Selwyn A. Williams
» Pearl 313 (P-313)
Dissecting the mechanism of adhesion modulation of fibronectin
The overall goal of my current research is to provide further insight into how the extracellular matrix (ECM) protein fibronectin (FN), regulates cell morphology and function in physiological and pathological processes. The ECM is an extensive, fibrillar network with fibronectin as a major structural and functional component. Fibronectin is a dimeric, ubiquitously expressed glycoprotein that plays key roles in cellular processes such as adhesion, spreading and migration, hemostasis and thrombosis, proliferation and differentiation, cell morphology and oncogenic transformation. Fibronectin controls many cellular events through direct, coordinated interactions with other ECM components and with integrin cell surface receptors. Modification of cell interactions with fibronectin occurs through the actions of adhesion-modulatory proteins, a structurally diverse group that includes tenascin-C, fibulin-1, thrombospondin-1, and others. Adhesion modulation defines a particular subset of ECM interactions in which modulatory proteins confer anti-adhesive properties to the ECM. By reducing cell-ECM interactions, these modulatory proteins alter cell behavior and morphology and provide conditions conducive to cell migration, proliferation, and other cell activities important during tissue repair and remodeling. Our research seeks to understand the mechanisms by which disparate adhesion modulatory proteins alter the properties of the fibronectin matrix.
Unconventional myosin function in Tetrahymena thermophila.

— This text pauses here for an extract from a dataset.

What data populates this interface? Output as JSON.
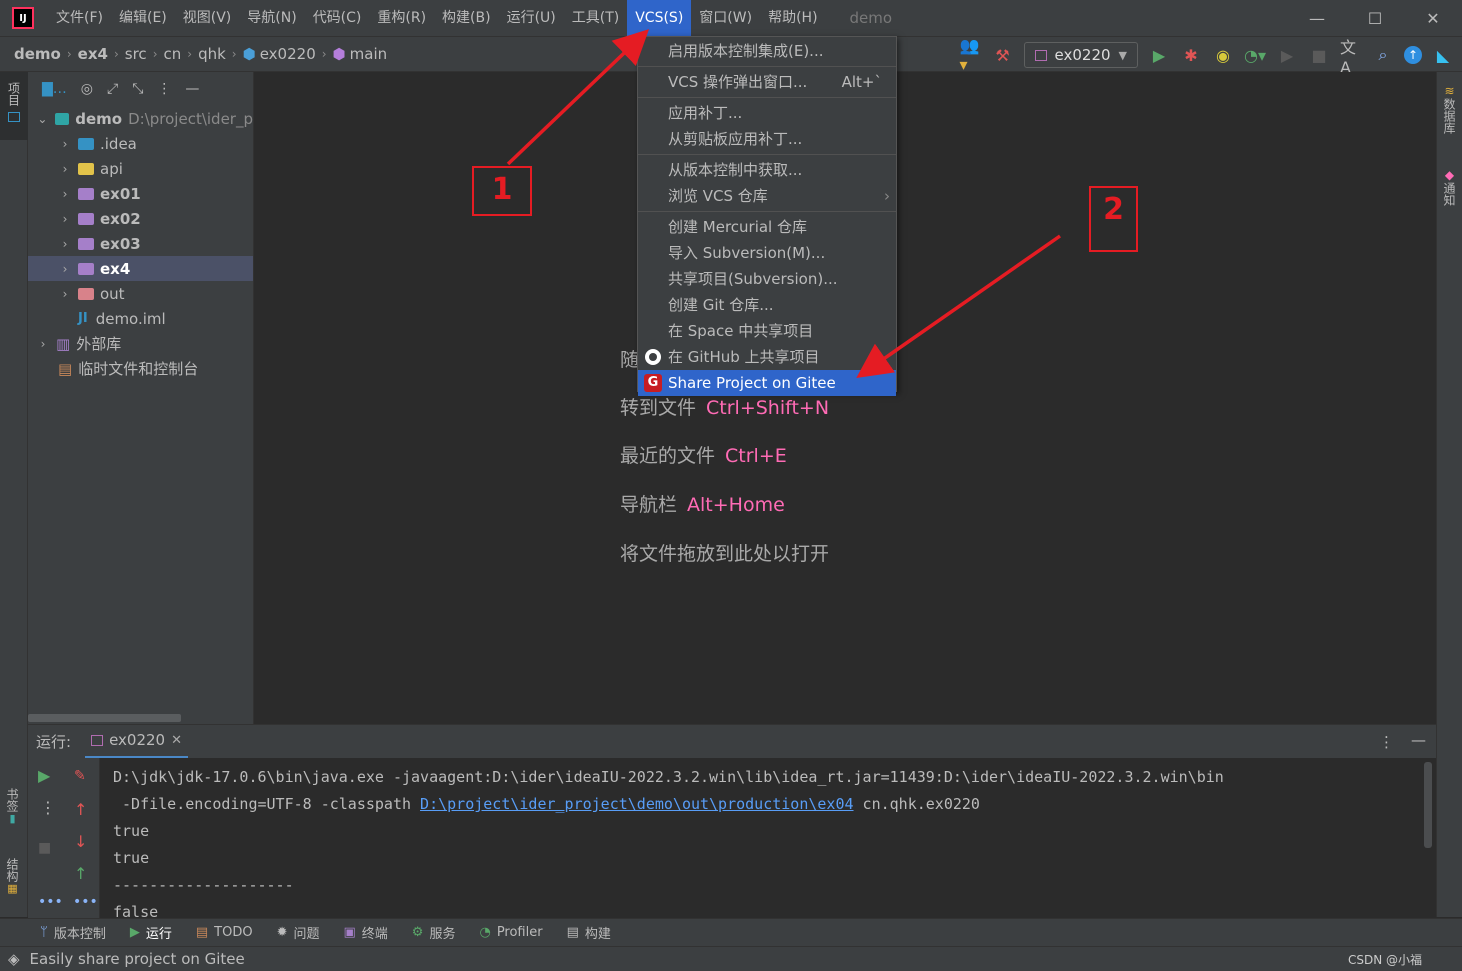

Myosins are ubiquitous molecular motors that catalyze an ATP-dependent interaction with actin filaments and generate unidirectional chemo-mechanical force. Over 18 classes of myosins have been identified within diverse taxa, however functional designations to these classes have been lagging significantly. Our initial studies reported the function of MYO1, a novel, unconventional myosin first identified in the ciliate Tetrahymena thermophila. Using gene knockout technology to create a MYO1-null strain, we were able to determine a role for MYO1 in nuclear positioning and elongation during cell division, and in phagocytosis. Subsequently, we have identified 12 additional myosins genes in Tetrahymena comprising a new subgroup of class XIV myosins. The functions of these new myosin members are unknown, and an integral part of my research is to identify their possible roles in cellular processes. Tetrahymena's myosins possess structural complexity comparable to some classes of vertebrae myosins and can be a useful model in understanding the domain-specific interactions among myosins and other intracellular actors. These studies may provide a broader understanding of how myosins and their structural components function in higher eukaryotes.